@Pioneer1Watta crock! I don't even know where to begin. First of all, Who is that a picture of on TIME's cover??? Viola or Wanda? Is it a drawing or a painting of her? Or a candid, untouched photograph that captures the way Viola looks when she grins broadly instead of when she is formally posing and professionally made up, well-coiffed and air brushed! You are simply expressing a subjective opinion when you say she is grimacing. And the more i look at that picture of Viola, the less bad I find it, once I divest myself of preconceived notions.
You don't know what your talking about with all of your generalizations about black people, You are fixated on black people all conforming to your 1950 model of the way they should look, act and dress because you are afraid of how they will come across to white people. And you stereotype your own race, with all your drivel about cocoa butter and vaseline. You also never take into consideration that slave descendants are hybrids and you can't apply a rigid set of standards to them when it comes to their physicality.
Or can you conceive of the idea that every criticism you make about black women is also true of white women, who come in all types.

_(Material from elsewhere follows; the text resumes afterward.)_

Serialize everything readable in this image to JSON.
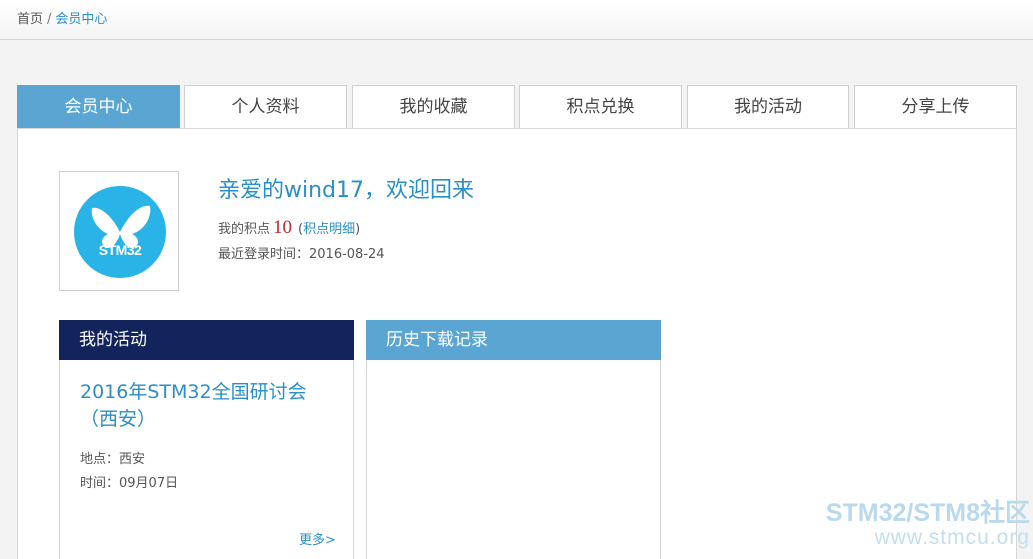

Black women aren't the only ones who wear unflattering makeup and clothing or who have oily or dry or pimply skin or who are overweight. And there is a female paragon that all women aspire to, not just black ones and all women are trying to emulate it. That's why white women are so into plastic surgery and losing weight. In putting down black people you ignore how black people are also considered style setters. Many white people envy the mystique and swag of black people.
And your statement that I kept talking about the different ways black women wear their makeup is false! Lipstick is just a component of make-up and all i said was that they there are different shades of lipstick and black women wear them all.
TIME magazine, in its systemic racism, apparently thinks that black people are at their best and most typical when they are smiling broadly. So they didn't think Viola was grimacing. it's all in the eye of the beholder.